Il nostro commento: La visione bipolare del mondo è a dir poco sorpassata. Forse un buon nemico è assai più conveniente di un amico maldestro: la polarizzazione in un teatro che è una polveriera servirebbe soltanto a mettere la pace a repentaglio.

Diego Fusaro: “Che abbia vinto il partito del Brexit è un bene, dacché è condizione di recupero della sovranità nazionale come base per risocializzare l’economia e splendido esempio per tutti i popoli d’Europa, nonché prova del fatto che la UE non è irreversibile.
Il Brexit, sia pure attuato da un liberista come Johnson, è un bene. Lo Stato sovrano nazionale può essere democratico e socialista: l’economia globalizzata e senza sovranità nazionali non potrà mai esserlo.
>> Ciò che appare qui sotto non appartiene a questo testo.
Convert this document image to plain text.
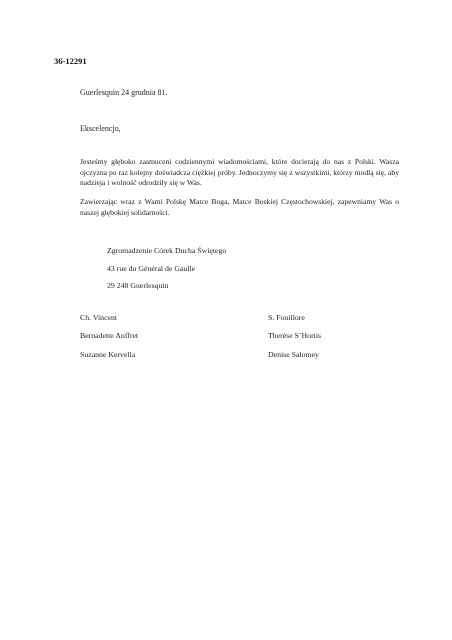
36-12291
Guerlesquin 24 grudnia 81.
Ekscelencjo,
Jesteśmy głęboko zasmuceni codziennymi wiadomościami, które docierają do nas z Polski. Wasza ojczyzna po raz kolejny doświadcza ciężkiej próby. Jednoczymy się z wszystkimi, którzy modlą się, aby nadzieja i wolność odrodziły się w Was.
Zawierzając wraz z Wami Polskę Matce Boga, Matce Boskiej Częstochowskiej, zapewniamy Was o naszej głębokiej solidarności.
Zgromadzenie Córek Ducha Świętego
43 rue du Général de Gaulle
29 248 Guerlesquin
Ch. Vincent
Bernadette Auffret
Suzanne Kervella
S. Fouillore
Therèse S`Hortis
Denise Salomey
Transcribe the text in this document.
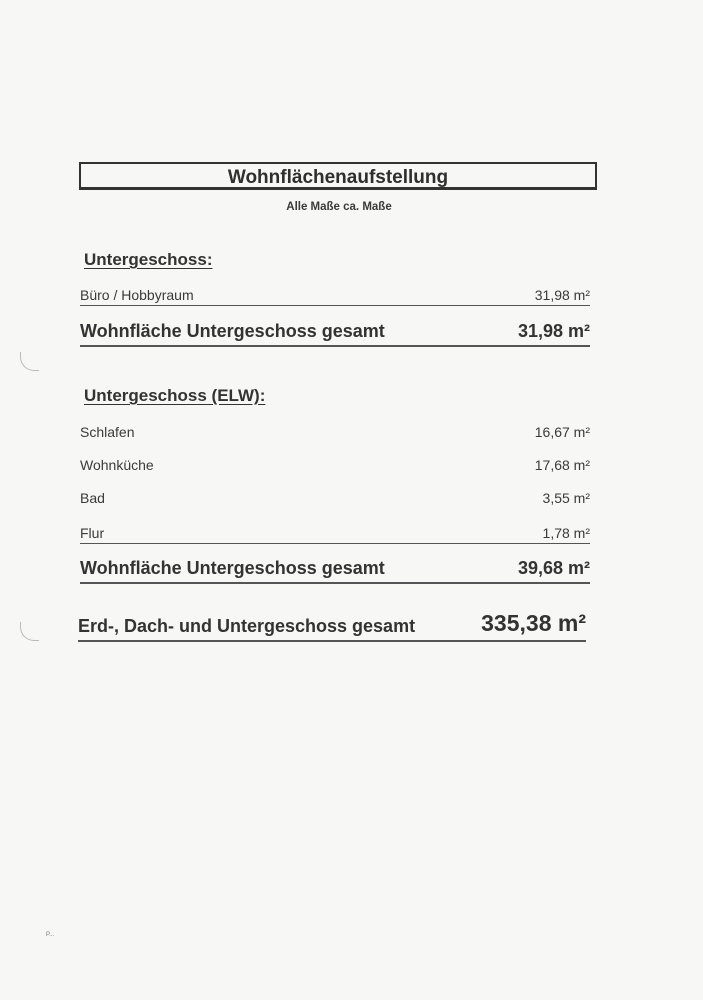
Wohnflächenaufstellung
Alle Maße ca. Maße
Untergeschoss:
Büro / Hobbyraum	31,98 m²
Wohnfläche Untergeschoss gesamt	31,98 m²
Untergeschoss (ELW):
Schlafen	16,67 m²
Wohnküche	17,68 m²
Bad	3,55 m²
Flur	1,78 m²
Wohnfläche Untergeschoss gesamt	39,68 m²
Erd-, Dach- und Untergeschoss gesamt	335,38 m²
P...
Per questo, la lotta di classe in Europa è oggi anzitutto lotta contro l’Unione Europea.
La fine della UE è condizione necessaria, sia pure non sufficiente, per tornare a una possibile politica democratica e socialista, dove cioè lo Stato governi il mercato in nome della comunità e dei suoi obiettivi interessi. L’idea delle sinistre fucsia di una global democracy senza sovranità nazionali è un puro non sequitur degno della più utopica delle anime belle: come può esservi il socialismo democratico, se manca la sua condizione di attuazione, ossia la possibilità per lo Stato di intervenire nell’economia? Il liberismo cosmopolitico mira esattamente a quello: a desovranizzare l’economia, per impedire interventi politici e per garantire la lex neocannibalica del più forte”.

Marcello Veneziani: “Gli inglesi sono isolani, d’accordo, ma non capite che i popoli vivono male la perdita dei confini e della sovranità imposta dall’imperativo global-progressista? Non capite che la realtà dista anni luce dalla rappresentazione che ne danno media, poteri e istituzioni?”